I just had the best birthday weekend ever. Thursday night I hung out with my roommate, Friday I went out with my boyfriend to see The Hunger Games (which is fantastic, but take dramamine if shakycam gets you), on Saturday my parents took my boyfriend and I on a dinner cruise on one of the riverboats in Cincinnati, and then on Sunday, my boyfriend and I went with his sister and her fiance to a casino in Indiana to gorge at the buffet and lose money. My boyfriend’s sister gave me $20 for my birthday, so I guess I won in the end. …After I spent it all on two cent slots and my boyfriend won it back for me.
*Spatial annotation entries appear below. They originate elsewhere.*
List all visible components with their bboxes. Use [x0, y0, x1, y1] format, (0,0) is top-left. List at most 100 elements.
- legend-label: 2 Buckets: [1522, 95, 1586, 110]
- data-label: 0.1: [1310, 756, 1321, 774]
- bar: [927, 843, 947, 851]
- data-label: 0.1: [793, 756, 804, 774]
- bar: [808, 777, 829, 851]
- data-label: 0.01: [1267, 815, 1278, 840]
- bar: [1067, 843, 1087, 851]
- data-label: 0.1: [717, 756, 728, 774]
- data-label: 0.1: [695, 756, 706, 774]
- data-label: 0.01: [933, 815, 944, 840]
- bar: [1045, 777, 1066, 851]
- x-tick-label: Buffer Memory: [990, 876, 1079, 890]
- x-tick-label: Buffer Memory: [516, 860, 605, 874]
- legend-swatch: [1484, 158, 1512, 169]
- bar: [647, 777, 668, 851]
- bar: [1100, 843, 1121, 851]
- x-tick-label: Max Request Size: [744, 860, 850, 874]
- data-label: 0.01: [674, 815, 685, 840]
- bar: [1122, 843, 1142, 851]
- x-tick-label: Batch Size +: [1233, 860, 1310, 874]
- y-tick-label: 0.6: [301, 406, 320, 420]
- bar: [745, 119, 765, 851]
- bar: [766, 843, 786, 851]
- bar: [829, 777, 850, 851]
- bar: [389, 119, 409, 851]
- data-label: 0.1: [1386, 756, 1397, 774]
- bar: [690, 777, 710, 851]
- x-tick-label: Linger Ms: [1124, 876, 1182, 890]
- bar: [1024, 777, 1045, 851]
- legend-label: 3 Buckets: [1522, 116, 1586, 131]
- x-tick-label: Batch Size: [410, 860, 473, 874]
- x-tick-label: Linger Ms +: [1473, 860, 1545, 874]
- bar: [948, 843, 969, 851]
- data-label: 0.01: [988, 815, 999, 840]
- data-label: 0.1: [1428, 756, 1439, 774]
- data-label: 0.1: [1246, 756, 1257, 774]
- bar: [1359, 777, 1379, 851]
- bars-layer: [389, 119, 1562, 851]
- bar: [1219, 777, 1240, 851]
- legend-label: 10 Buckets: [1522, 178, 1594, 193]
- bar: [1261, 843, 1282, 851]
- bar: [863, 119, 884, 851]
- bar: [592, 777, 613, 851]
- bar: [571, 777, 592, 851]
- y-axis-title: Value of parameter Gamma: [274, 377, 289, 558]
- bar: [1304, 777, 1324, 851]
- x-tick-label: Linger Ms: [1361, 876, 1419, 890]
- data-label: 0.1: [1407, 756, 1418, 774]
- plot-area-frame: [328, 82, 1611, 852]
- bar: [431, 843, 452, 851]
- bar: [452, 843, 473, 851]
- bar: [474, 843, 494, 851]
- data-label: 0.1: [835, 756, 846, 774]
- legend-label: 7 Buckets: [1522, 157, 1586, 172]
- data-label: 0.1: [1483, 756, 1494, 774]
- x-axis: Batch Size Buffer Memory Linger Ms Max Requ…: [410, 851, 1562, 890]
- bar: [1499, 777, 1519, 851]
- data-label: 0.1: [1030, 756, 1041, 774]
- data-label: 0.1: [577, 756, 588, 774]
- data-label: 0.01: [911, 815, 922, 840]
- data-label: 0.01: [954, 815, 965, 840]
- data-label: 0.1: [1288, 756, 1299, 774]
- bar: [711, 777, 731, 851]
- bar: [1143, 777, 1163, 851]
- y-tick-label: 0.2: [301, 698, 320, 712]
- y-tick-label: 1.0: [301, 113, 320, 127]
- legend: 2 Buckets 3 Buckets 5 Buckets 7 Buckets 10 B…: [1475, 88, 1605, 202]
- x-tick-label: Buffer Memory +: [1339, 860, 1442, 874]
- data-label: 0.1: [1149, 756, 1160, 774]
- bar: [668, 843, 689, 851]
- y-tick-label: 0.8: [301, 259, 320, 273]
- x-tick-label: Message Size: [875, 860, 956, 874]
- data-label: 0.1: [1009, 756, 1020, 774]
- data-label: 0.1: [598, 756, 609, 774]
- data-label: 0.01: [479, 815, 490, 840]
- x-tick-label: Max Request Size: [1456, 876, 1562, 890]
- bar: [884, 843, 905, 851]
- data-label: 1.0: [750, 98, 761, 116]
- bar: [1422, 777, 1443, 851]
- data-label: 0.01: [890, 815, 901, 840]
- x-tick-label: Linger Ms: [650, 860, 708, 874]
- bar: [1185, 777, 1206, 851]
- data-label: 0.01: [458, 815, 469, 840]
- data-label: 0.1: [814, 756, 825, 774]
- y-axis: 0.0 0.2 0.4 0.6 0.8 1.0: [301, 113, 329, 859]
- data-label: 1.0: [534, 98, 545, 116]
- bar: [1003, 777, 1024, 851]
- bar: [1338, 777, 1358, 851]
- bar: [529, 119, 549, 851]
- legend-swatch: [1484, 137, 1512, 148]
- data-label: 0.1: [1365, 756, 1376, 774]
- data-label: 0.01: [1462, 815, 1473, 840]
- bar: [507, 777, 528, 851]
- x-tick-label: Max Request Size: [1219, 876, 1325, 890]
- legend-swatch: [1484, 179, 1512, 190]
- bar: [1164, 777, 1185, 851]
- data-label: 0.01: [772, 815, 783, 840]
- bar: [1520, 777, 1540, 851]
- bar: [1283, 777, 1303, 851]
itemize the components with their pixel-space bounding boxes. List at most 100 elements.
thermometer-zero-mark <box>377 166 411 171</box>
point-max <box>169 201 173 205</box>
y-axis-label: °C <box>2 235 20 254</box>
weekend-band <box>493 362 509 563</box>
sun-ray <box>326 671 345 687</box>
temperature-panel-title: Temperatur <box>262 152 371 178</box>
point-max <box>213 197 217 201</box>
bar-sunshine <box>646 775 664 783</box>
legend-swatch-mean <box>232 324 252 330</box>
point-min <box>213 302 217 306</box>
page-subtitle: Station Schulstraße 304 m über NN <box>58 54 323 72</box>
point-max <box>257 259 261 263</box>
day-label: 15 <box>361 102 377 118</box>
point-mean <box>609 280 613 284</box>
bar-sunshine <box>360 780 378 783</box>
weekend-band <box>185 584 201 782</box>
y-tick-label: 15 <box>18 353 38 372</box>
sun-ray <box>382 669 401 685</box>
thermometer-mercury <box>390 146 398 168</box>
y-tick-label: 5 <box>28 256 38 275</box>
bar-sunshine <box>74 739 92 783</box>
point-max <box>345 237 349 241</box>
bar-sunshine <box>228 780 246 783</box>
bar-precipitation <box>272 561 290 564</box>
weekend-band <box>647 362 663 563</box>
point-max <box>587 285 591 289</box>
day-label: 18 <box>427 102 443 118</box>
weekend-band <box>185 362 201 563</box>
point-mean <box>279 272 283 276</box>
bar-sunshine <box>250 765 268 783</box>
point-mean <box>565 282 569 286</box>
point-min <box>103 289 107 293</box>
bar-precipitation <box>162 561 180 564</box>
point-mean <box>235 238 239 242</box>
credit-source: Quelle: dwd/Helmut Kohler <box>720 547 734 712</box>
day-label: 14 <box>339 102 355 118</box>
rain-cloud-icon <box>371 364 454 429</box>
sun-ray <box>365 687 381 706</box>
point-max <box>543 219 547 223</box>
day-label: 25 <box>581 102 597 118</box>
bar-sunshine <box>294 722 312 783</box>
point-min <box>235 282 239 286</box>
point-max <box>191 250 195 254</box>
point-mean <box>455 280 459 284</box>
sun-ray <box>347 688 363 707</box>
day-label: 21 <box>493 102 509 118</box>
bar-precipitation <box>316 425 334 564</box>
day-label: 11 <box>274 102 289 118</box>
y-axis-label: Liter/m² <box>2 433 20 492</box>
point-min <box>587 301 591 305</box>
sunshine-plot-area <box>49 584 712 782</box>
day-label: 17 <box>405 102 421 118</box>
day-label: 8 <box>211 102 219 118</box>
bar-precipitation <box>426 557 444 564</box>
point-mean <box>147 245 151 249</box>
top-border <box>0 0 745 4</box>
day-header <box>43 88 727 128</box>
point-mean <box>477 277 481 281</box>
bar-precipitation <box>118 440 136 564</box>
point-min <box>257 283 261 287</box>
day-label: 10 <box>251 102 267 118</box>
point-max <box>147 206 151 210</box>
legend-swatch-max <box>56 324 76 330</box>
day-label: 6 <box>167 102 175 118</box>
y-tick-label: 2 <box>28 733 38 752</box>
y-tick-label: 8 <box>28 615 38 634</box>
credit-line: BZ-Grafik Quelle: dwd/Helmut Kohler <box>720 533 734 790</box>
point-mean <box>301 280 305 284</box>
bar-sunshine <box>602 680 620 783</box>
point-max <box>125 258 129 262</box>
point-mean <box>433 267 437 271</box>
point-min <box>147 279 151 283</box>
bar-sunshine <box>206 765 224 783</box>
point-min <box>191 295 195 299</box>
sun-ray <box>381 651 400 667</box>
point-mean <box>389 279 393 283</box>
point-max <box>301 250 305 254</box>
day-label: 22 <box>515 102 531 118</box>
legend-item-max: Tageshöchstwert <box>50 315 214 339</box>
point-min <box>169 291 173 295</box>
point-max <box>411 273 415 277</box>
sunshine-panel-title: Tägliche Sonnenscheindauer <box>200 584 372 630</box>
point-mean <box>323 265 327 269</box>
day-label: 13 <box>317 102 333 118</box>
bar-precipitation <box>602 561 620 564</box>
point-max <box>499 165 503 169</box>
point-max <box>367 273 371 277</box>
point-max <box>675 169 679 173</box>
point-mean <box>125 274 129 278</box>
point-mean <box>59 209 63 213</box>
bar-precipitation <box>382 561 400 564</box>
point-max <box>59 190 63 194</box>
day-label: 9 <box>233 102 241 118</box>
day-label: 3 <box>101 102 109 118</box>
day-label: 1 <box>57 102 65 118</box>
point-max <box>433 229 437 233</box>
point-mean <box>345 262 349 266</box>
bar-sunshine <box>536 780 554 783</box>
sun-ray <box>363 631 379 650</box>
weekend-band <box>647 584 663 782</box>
I can’t remember ever feeling this happy before. The whole weekend was nice, though I had an awful morning on Saturday and about took my boyfriend’s head off, and ended up making myself take a nap to not manage to kill him before the dinner cruise. He weathered it all with good humor and grace, and the cruise was fantastic, though dramamine was again my friend. A barge went by while we were docked and suddenly we were in a great floating elevator. It was fine once we cast off. Things just feel right for once, and even when I get unpredictably moody with him, he’s patient with me and he’s learning my triggers as we go so he knows what minefields he doesn’t want to tiptoe through, and which ones he will need to navigate. For example, grocery shopping. He went with me a weekend or two ago and dear GOD I didn’t think we’d both survive the trip. I evidently am quite a control freak about some things, and grocery shopping is one of them. The weird part is that I take clients shopping ALL THE TIME with little trouble, but I guess when it’s for their stuff, not mine, it’s ok. When it’s for my stuff? He kept messing up my system, nevermind that I didn’t give him the manual to said system or explain it in any way. I didn’t even realize I *had* a system until he was messing it up. I… have control issues.
My mother laughed hysterically when I told her this story. Even after sixteen years of marriage, she still can’t go grocery shopping with my stepdad without wanting to strangle him, so there’s that. She also suggested holidays as good “practice” for being married. I don’t think we’ll survive the holidays… On the other hand, if I just back off, think about it, and maybe take a klonopin, it isn’t so bad. I’ve just never coped well with changes in my routine, and dating (and eventually marriage) is doing nothing but messing my routine up. It’s worth it, though, if I get to keep my boyfriend in my life. I love him, and he loves me, and it’s just… nice.